Panel blasts Eric Holder for acting on his own, OKs less time for nonviolent drug crimes -- By Kelly Riddell and Kellan Howell, The Washington Times

The U.S. Sentencing Commission included a rebuke of Attorney General Eric H. Holder Jr. while approving reduced sentencing guidelines for certain nonviolent drug offenses. (Associated Press)The U.S. Sentencing Commission approved Thursday an amendment to reduce sentencing guidelines for certain nonviolent drug offenses, a unanimous decision that nonetheless included a sharp rebuke of Attorney General Eric H. Holder Jr. for directing federal prosecutors to use the guidelines before they had been approved.

Coming amid bipartisan efforts to better manage corrections, the amendment is expected to reduce the federal prison population by 3 percent — or 6,550 inmates — over the next five years by lowering the average sentence for certain drug traffickers by about 11 months. Nearly half of the more than 216,000 federal inmates are serving time for drug-related crimes, and the Justice Department spends $6.4 billion annually to maintain prisons.

Overall, the U.S. spends more than $80 billion a year on corrections.

Under the amended guidelines, judges would be allowed to impose sentences lower than the mandatory minimum for nonviolent drug-related offenses. Current guidelines are higher than the mandatory minimum sentences judges are permitted to issue. The commission said the amendment should produce lower sentences for about 70 percent of nonviolent drug traffickers.

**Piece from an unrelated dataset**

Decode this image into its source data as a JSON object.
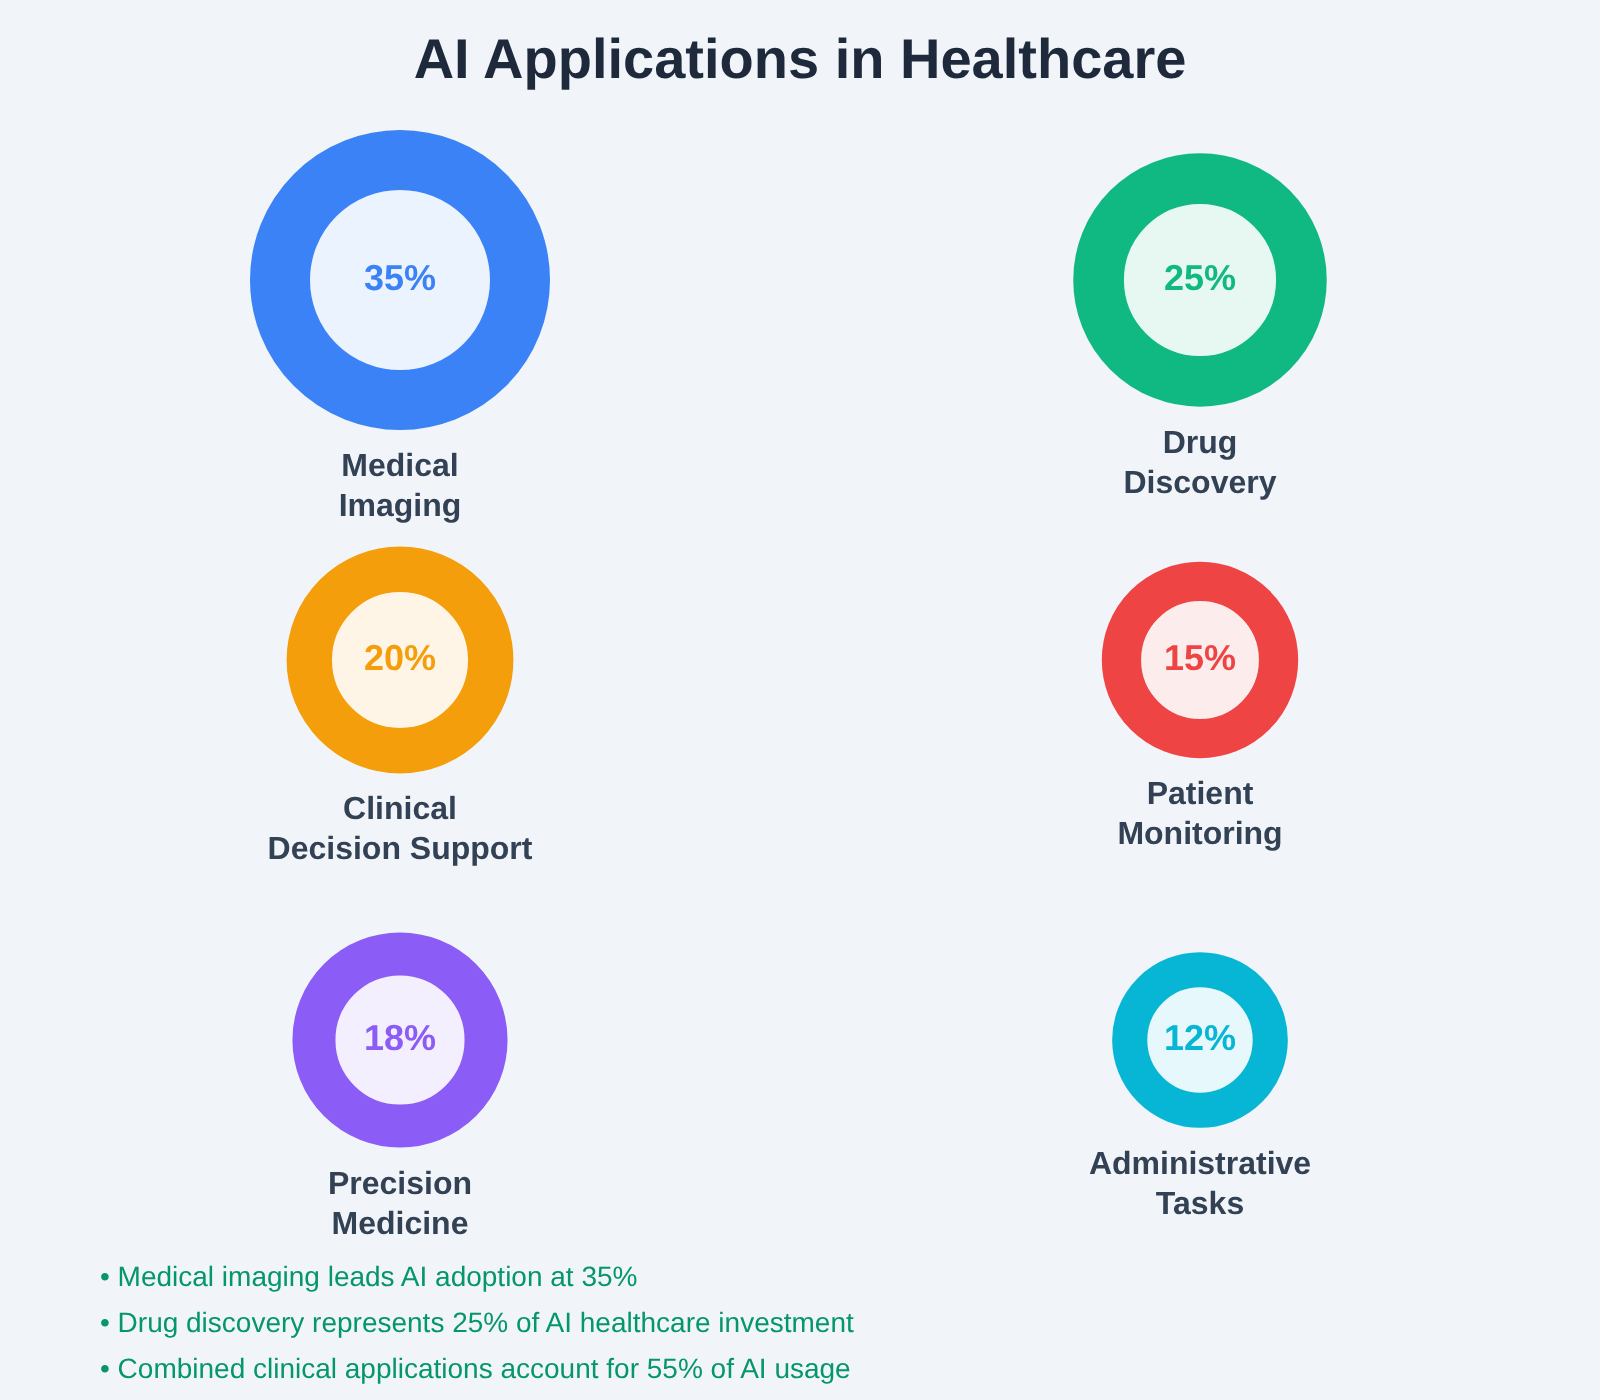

"Our country is slowly but steadily reversing the damage done by the failed, racially biased war on drugs," said Jesselyn McCurdy, senior legislative counsel for the American Civil Liberties Union. "The actions taken by the Sentencing Commission today are another positive move toward reducing unnecessarily long sentences that have led to bloated, overcrowded prisons. Our criminal justice system is smarter, fairer, and more humane than it was a year ago, and we need to make sure momentum continues in the right direction."

The amendment now goes to Congress, which has 180 days to make any changes. If lawmakers do nothing, the resolution will become effective Nov. 1.